Renis Gjoka (born May 12, 1987) is an Albanian singer and songwriter.

== Life and career ==
Renis Gjoka was born on May 12, 1987, in Tirana, Albania. Gjoka embarked on his artistic journey by initially studying the violin for eight years and later venturing into singing. He began his career on the stage of Top Fest in 2004, when he was 17 years old, as part of the rock group Burn.

Over the course of a decade, Gjoka produced hits "Ajo", "Dashuria ime ti", "Sot", "I'a mbathim bashke" and "Superstar", all songs acclaimed with numerous awards in music competitions. He participated in the 52nd edition of Festivali i Kenges with the song "Mjegulla".

Collaborations with Aleksandër Gjoka have included the songs "I njëjti do të mbetem" and "Jam i pari i jetes time" as part of rock group Burn.

In 2012, Gjoka released the song "Une dhe Gogoli", a critically acclaimed composition that explores the perspective of an autistic boy who perceives reality in a unique and distinct manner. The writer Edmond Tupja, whose son is affected by autism, wrote the lyrics of the song.

In 2016, Gjoka emerged triumphant representing Albania in the Balkanic Rock Music Festival held in Bulgaria securing the 1st prize at the festival. The accomplishment comes on the heels of his participation in the International music festival "New Music," also hosted in Bulgaria.

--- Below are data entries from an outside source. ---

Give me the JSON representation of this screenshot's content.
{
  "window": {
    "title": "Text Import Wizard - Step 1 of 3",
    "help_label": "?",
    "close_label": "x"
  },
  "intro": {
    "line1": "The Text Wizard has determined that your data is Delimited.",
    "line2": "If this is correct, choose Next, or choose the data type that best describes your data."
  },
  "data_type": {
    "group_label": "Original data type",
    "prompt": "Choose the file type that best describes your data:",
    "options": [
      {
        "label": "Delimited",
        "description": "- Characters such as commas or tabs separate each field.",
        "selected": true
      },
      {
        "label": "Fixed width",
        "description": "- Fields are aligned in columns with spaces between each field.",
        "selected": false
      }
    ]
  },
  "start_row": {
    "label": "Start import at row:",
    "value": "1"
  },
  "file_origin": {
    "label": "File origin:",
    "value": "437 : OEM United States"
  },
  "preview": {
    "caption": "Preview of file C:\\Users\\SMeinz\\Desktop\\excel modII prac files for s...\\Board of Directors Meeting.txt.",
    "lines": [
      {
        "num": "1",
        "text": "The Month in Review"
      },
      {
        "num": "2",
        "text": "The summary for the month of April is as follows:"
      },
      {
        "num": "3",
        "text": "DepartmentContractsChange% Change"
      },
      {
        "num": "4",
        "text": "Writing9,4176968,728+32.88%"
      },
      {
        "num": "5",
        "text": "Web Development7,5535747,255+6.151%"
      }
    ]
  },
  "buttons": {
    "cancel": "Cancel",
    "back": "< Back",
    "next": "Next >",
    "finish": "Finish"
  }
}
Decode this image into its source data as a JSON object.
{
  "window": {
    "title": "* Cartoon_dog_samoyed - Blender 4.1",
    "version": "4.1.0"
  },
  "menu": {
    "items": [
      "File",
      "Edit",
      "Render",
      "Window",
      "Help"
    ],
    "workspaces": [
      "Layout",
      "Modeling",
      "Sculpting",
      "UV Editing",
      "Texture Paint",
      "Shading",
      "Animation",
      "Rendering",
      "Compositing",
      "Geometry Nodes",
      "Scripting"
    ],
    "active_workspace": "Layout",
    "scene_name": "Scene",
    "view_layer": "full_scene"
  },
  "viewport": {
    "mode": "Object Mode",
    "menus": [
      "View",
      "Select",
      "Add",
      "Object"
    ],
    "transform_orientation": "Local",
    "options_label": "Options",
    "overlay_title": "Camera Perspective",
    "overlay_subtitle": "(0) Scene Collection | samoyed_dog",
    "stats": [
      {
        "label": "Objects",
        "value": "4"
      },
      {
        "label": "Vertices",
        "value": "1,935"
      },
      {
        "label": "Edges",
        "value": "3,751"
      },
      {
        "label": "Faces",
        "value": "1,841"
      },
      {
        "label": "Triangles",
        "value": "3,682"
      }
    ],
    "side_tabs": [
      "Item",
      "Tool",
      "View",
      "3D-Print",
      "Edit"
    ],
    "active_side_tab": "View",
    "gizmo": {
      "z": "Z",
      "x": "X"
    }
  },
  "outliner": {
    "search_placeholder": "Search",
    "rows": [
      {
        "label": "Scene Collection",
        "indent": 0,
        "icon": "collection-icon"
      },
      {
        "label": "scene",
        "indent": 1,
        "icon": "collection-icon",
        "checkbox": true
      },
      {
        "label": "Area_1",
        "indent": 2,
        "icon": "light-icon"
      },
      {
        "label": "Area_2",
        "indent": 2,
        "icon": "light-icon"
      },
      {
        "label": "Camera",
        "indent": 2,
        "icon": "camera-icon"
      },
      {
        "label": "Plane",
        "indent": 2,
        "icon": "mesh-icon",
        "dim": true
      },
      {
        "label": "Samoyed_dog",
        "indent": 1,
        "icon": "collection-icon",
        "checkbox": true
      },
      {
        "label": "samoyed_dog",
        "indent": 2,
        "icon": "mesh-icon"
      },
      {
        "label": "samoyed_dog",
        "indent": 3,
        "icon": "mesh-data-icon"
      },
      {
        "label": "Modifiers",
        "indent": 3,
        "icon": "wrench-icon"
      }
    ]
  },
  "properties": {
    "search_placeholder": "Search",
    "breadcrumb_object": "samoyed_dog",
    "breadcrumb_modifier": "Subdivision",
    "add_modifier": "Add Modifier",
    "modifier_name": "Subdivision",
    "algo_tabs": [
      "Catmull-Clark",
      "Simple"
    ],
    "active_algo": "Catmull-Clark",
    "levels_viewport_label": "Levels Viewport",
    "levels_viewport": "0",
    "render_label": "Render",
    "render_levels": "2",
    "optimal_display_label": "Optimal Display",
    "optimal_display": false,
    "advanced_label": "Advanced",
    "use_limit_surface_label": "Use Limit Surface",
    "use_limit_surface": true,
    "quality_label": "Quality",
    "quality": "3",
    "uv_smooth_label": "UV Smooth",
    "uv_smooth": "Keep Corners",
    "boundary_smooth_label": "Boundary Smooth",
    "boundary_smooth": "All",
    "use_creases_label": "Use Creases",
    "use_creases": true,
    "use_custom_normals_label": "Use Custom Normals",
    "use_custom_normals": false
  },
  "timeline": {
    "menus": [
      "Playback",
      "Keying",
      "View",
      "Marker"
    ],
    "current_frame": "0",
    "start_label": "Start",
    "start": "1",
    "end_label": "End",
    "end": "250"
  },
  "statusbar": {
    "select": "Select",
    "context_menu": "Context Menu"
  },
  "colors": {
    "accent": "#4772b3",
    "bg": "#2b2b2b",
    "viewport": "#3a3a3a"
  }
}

In 2023, Gjoka started a podcast called "Garage Lock", a collaboration with fellow rock vocalist Eugent Bushpepa. The duo delves into the world of spoken dialogue and candid conversations engaging with guests from various walks of life. The two artists have joined forces on various musical projects, among them "Rezisto", a track chosen as the official campaign song for the 2023 Albanian local elections by the Together We Win coalition.